Space Complexity — O(n)

The sorted() function creates a new list to hold the sorted characters. This list takes O(n) extra space, where n is the number of characters in the string. The cleaned versions also take O(n) space. So overall space complexity is O(n).

      Tip: If you use a frequency counter approach (counting character occurrences with a dictionary), you can achieve O(n) time complexity instead. But sorting is simpler to understand for beginners.
    

⊞ Test Cases

Here are four test cases to verify the correctness of the anagram program. These cover typical scenarios you should always test.
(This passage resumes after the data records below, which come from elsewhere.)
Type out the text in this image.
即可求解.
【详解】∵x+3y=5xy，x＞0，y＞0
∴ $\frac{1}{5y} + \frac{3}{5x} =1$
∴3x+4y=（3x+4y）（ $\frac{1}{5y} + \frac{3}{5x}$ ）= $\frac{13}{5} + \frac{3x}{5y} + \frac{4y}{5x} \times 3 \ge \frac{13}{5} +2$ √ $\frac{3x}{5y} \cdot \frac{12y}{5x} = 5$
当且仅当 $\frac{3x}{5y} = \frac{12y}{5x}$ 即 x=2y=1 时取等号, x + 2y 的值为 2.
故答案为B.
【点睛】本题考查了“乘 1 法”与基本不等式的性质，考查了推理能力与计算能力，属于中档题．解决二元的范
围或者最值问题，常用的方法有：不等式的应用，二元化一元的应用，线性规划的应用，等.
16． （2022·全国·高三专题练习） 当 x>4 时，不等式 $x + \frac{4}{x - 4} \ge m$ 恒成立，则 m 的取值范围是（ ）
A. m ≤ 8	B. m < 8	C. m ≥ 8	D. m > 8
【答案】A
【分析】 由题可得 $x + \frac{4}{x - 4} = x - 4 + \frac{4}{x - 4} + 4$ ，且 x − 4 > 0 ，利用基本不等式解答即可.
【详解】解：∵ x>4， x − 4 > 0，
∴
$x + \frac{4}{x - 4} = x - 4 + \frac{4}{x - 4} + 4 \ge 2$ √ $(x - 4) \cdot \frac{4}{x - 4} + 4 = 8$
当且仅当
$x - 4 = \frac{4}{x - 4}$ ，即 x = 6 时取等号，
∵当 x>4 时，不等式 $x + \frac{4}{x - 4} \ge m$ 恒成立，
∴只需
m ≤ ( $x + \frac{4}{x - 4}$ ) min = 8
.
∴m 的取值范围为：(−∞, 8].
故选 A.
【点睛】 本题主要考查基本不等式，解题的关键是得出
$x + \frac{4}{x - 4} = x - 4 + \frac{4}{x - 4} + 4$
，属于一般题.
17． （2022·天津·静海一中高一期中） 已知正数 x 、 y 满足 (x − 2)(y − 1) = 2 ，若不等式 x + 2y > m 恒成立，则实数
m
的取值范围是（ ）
#	String 1	String 2	Expected Output	Result
1	`listen`	`silent`	The strings are Anagrams.	Pass
2	`hello`	`world`	The strings are NOT Anagrams.	Fail
3	`Race Car`	`Car Race`	The strings are Anagrams.	Pass
4	`Triangle`	`Integral`	The strings are Anagrams.	Pass
5	`abc`	`ab`	The strings are NOT Anagrams.	Fail

Test case 3 shows that the program correctly handles spaces and uppercase letters by cleaning both strings before comparison. Test case 5 shows that strings of different lengths are always rejected quickly.

? Frequently Asked Questions

What is the difference between anagram and palindrome?

An anagram is two different strings with the same characters (e.g., "eat" and "tea"). A palindrome is a single string that reads the same forwards and backwards (e.g., "racecar"). They are completely different concepts.

Can we do anagram check of two strings in O(n) time?

Yes! Instead of sorting, you can use a dictionary (or Python's Counter from the collections module) to count character frequencies. If both strings produce the same frequency map, they are anagrams. This runs in O(n) time and O(1) space (since there are at most 26 lowercase letters).

Do numbers count in an anagram check?

For basic string problems, numbers are treated just like any other character. "a1b" and "1ba" would be anagrams. The problem definition usually tells you if numbers should be handled differently.

Is this a common interview question?

Absolutely. Anagram check is one of the top 10 most common string problems in technical interviews. Interviewers use it to test your understanding of string comparison, hashing, and sorting algorithms.

◉ Conclusion

Summary

In this tutorial, we covered the anagram check of two strings from scratch. We started with a simple explanation of what an anagram is, walked through the problem statement, and then built a clean Python program step by step.

The core idea is simple: clean both strings (remove spaces, lowercase), sort their characters, and compare. If the sorted versions match, the strings are anagrams.

The algorithm runs in O(n log n) time due to sorting and uses O(n) extra space. For interviews or performance-critical code, you can upgrade to the frequency counter approach for O(n) time.

      This problem is a great starting point for anyone learning about string manipulation, sorting algorithms, and comparing data in Python. Practice it, modify it, and build on it — that is how real understanding grows.
    

Keep coding and keep exploring. One problem at a time — that is how every great programmer got started!